これとの関連で、最近問題になっているのは、聖人とサイコパスの関係性である。この両者は意外な共通点を有する。それは感情に揺らぐとがない、いつも冷静なところである。ここで言う聖人には熟練した外科医や禅の高僧なども含まれるであろう。彼らが言うことは心を今、現在につなぎとめよ、そうすれが不安は襲ってこない、というのだ。確かにそうかもしれない。不安とは、将来のことを考えるからだ。このままでいいのか、締め切りまでに原稿はかけているのか、将来カミサンに逃げられたらどうしよう、などである。また過去を思い出すことで慙愧の念が押し寄せてくる。ということは現在に焦点を当てよ、とは心の健康にかなり貢献する可能性がある。しかし重要なのは、それは否認を伴っているかもしれないということでもある。そしてサイコパスの人はこれがごく自然に出来、凡人は修行によりその境地に至る、ということかもしれない。
この様な研究は、サイコパスが冷酷かつ非情で、人の痛みをわからないというステレオタイプとはかなり異なることがうかがえる。Mem Mahmut 先生というマッカリ―大学の先生の実験によれば、サクラを使った実験では、に道に迷った人を演じてもらい、サイコパスの反応を見る。次にサクラが道で書類をバラバラに落とした状況。最後に腕を骨折しているふりをしているサクラが、瓶のふたを開けようとして苦労している。助けを求める状況は1から3に行くにしたがってより微妙になるということだ。そしてそのようなドッキリ状況で正常人とサイコパスの反応を見たという。するとなんと・・・・。最後の実験などは、彼らの方が正常人よりもサクラを助けようとしたという。
実際に米国を震撼させた Ted Bundy に関する著述を読んでも、そこにあるのは意外に普通の側面を見せる姿であり、彼らが別の情緒を持ち合わせる点を示唆している。

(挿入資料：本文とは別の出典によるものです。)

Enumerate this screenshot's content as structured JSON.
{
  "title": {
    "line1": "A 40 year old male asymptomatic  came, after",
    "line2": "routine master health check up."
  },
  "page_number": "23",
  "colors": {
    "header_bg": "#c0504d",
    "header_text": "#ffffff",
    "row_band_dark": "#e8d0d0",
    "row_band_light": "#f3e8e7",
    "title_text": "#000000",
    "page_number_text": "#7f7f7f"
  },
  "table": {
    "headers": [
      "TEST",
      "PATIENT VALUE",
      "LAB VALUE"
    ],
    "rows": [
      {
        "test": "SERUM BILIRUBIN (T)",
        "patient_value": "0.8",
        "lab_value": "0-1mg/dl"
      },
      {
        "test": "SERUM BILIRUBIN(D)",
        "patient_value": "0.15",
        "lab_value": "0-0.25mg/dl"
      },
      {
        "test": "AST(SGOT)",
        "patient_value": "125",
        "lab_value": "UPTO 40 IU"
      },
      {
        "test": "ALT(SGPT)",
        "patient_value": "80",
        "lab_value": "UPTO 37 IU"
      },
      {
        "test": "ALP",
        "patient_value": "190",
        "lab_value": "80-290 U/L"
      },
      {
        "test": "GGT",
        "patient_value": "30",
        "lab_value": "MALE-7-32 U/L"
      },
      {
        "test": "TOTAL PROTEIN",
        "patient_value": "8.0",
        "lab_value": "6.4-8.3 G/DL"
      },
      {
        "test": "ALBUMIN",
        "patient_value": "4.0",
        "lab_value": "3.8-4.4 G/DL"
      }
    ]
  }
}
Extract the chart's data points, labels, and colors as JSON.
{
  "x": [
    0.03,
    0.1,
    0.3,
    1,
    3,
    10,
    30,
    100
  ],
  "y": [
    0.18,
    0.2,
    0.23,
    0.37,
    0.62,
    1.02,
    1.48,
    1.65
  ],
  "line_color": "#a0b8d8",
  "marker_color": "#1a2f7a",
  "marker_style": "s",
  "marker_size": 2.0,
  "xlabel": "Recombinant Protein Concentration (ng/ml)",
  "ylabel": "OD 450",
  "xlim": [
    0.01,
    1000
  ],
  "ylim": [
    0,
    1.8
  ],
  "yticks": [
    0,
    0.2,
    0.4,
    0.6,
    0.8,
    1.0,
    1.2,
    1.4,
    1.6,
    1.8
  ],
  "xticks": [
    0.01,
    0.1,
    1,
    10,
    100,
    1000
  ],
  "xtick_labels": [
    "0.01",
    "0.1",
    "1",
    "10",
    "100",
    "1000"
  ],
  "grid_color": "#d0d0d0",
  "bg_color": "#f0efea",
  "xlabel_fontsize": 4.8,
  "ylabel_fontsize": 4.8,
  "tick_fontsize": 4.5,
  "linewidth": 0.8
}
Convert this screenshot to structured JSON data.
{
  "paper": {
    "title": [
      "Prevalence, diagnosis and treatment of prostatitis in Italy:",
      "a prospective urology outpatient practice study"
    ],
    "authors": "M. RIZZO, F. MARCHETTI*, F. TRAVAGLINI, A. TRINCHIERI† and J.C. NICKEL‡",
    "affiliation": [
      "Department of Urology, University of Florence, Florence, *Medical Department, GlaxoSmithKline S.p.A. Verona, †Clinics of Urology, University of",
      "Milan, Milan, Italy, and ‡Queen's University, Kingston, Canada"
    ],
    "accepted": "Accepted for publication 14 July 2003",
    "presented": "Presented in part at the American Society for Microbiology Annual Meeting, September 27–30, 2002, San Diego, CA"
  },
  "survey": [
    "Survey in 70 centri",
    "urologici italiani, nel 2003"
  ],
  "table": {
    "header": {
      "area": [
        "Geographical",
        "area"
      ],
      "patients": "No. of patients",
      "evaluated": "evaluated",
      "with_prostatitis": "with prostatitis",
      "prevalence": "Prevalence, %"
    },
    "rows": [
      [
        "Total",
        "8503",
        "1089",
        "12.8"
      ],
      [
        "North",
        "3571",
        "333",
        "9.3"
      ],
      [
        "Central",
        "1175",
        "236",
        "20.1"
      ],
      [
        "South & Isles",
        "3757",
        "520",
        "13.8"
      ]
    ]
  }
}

ということで結論。サイコパスは余計な感情の混入を阻止する力を持ち(というよりは感情の振れがもともと小さく)、そのためにより人を操作し、場合によっては人を傷つける行為を行うということになる。ただし彼らにはおそらく卓抜した他人を「認知的に」知る力があり、それはおそらく背外側前頭前野の高い機能に依存しているのだろう。